"The Wild Iris" begins with some bold claims, told in a mysterious first-person voice: a voice that claims to have died, and lived to tell the tale.
Not only has this speaker died and returned to life, they really, really want the reader to hear their story and to believe it. Listen to the urgency of the caesura and the enjambment in lines 3-4:
Hear me out: || that which you call death
I remember.
That mid-line colon feels insistent, asking the reader to stop and really listen. Then, the enjambment sets off the strange idea that this speaker can "remember" their own death, giving this powerful declaration a whole line to itself.
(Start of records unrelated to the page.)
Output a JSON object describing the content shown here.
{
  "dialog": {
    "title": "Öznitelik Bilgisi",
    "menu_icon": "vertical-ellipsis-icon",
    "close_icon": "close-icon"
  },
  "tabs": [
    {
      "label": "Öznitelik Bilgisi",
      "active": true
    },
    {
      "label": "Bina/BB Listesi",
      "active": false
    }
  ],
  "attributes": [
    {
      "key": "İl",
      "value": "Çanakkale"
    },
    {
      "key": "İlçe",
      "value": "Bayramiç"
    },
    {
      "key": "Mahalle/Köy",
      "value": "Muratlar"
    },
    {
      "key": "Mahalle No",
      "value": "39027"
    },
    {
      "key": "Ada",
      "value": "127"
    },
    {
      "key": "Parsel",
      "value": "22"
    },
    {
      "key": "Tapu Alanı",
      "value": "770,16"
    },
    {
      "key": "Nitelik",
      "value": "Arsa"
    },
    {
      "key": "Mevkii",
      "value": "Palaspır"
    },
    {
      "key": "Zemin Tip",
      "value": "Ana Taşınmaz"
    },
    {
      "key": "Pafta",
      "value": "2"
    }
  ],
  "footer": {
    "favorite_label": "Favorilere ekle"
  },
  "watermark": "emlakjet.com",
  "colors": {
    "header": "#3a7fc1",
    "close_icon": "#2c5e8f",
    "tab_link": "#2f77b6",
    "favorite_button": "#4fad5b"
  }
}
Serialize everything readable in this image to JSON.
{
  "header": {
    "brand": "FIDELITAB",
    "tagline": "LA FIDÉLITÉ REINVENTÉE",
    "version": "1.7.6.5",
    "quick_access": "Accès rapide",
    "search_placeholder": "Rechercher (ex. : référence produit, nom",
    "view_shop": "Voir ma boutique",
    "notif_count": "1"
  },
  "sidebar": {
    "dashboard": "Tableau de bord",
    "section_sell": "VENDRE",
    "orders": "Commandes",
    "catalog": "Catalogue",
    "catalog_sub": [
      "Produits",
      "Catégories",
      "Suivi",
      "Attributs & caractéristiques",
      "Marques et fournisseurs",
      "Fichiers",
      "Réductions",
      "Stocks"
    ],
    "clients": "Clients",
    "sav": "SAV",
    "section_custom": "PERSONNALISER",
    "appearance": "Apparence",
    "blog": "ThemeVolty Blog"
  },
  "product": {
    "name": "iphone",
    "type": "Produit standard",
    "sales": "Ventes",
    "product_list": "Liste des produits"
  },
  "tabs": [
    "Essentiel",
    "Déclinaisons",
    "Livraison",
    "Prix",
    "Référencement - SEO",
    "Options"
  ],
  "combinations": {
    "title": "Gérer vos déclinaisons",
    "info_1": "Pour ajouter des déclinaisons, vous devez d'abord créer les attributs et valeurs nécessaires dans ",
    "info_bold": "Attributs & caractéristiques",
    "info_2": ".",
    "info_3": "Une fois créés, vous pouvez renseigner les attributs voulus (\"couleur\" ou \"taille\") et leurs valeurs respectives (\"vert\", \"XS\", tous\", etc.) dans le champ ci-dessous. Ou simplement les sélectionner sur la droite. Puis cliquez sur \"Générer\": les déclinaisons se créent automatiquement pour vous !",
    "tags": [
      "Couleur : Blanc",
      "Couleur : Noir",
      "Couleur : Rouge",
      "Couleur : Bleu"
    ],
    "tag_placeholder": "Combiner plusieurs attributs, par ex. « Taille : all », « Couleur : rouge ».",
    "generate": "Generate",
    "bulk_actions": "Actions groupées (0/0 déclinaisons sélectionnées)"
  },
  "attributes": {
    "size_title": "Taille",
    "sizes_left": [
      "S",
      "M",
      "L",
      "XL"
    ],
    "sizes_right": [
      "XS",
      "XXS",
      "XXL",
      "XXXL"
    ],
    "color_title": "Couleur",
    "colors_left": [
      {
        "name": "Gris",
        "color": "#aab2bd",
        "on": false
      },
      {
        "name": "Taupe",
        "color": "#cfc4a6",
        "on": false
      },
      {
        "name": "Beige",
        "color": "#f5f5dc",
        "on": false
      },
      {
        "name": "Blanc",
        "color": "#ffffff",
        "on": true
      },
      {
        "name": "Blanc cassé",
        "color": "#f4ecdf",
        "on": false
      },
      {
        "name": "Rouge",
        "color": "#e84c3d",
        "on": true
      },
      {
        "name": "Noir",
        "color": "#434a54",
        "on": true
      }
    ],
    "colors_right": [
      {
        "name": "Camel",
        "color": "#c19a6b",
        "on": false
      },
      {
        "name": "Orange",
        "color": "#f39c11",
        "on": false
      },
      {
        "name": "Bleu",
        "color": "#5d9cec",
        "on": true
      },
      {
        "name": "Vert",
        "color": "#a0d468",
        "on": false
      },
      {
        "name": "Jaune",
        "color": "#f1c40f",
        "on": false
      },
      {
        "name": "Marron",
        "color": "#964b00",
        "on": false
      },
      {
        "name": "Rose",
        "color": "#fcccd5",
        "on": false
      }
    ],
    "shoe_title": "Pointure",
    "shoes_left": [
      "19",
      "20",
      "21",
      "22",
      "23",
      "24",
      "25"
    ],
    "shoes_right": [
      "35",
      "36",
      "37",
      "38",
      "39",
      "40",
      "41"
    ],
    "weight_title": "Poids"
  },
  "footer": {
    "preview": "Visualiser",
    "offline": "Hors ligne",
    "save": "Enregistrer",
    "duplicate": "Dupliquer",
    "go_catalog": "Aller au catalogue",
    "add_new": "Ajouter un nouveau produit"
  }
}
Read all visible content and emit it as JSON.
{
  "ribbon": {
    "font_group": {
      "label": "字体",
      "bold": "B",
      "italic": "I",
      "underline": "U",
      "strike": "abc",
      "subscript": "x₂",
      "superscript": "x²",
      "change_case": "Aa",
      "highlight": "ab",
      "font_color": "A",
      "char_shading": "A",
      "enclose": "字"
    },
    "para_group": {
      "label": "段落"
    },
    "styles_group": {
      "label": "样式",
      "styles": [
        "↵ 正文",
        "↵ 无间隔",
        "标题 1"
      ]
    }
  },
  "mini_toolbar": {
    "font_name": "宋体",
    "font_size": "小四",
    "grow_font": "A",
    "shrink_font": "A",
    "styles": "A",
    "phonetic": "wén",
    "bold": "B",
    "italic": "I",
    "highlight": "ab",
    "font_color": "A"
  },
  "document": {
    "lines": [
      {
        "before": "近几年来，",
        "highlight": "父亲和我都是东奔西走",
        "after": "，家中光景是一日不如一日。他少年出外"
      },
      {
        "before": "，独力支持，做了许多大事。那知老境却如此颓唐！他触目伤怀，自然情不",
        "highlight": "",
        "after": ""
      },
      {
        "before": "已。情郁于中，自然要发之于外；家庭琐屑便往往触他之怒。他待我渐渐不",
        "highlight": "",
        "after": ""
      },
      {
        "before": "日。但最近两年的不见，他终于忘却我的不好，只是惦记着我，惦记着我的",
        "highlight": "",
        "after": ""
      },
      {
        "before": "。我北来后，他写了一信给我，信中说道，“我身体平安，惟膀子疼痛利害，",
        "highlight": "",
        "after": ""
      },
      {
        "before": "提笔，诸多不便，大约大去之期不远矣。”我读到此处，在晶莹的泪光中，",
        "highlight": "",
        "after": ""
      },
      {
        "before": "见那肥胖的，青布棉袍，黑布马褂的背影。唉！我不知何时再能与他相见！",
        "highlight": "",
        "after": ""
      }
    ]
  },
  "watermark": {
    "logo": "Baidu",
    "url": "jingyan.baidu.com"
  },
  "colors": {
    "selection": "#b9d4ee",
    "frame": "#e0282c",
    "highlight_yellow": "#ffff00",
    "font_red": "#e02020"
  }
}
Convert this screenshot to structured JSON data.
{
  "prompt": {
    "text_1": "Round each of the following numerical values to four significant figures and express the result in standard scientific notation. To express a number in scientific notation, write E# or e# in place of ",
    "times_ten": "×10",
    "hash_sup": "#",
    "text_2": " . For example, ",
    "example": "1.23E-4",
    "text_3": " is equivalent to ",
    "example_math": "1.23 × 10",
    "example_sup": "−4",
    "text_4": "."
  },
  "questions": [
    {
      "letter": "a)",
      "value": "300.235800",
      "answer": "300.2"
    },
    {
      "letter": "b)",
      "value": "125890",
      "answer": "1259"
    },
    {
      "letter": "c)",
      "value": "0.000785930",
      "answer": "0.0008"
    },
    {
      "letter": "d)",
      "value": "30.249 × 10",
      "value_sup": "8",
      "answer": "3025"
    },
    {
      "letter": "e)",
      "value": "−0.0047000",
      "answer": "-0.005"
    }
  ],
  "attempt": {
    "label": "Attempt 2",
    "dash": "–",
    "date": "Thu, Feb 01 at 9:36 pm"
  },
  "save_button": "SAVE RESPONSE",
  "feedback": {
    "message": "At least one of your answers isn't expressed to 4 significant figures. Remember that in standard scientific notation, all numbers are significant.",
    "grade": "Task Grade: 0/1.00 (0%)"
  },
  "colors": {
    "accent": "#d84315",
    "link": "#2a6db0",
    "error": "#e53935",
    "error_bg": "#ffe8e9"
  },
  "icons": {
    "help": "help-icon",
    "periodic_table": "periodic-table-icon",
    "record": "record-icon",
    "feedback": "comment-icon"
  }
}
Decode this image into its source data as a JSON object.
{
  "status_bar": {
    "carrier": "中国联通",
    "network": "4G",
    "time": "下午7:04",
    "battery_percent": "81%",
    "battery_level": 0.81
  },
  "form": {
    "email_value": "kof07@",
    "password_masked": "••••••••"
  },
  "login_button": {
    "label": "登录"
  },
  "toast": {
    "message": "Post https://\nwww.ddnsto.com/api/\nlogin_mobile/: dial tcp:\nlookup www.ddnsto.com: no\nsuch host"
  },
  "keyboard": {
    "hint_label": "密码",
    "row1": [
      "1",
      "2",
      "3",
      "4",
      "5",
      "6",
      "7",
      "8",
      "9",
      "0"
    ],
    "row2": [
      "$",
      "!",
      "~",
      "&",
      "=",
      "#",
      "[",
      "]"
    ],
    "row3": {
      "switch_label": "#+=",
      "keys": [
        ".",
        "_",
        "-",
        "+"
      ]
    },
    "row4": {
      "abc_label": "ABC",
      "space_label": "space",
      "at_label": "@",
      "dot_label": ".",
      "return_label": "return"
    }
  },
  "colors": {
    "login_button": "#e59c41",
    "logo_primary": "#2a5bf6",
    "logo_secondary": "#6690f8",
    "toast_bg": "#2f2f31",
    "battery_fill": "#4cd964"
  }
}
Already, then, the reader has the sense that this speaker is someone who's been through an astonishing experience. And going through that experience has made them want to share it. This speaker wants to be heard, to communicate a powerful message: death isn't the end.
Take a look at the metaphor in the poem's very first lines:
At the end of my suffering
there was a door.
If there's a "door" at the end of suffering, then suffering itself isn't an infinite void, or a devouring monster. Instead, it's something more like a dark hallway: a difficult passage to navigate, but still a passage, a thing that takes people from one place to another.
And the way these two first stanzas mirror each other—each is only two lines long, and each is a single enjambed sentence—suggests that the speaker's "suffering" and their "death" are one and the same. Death isn't pure oblivion, but a painful passage—a trial, not an ending.
In other words: to this speaker, pain and death aren't terrible and irreversible fates. They're part of an ongoing journey.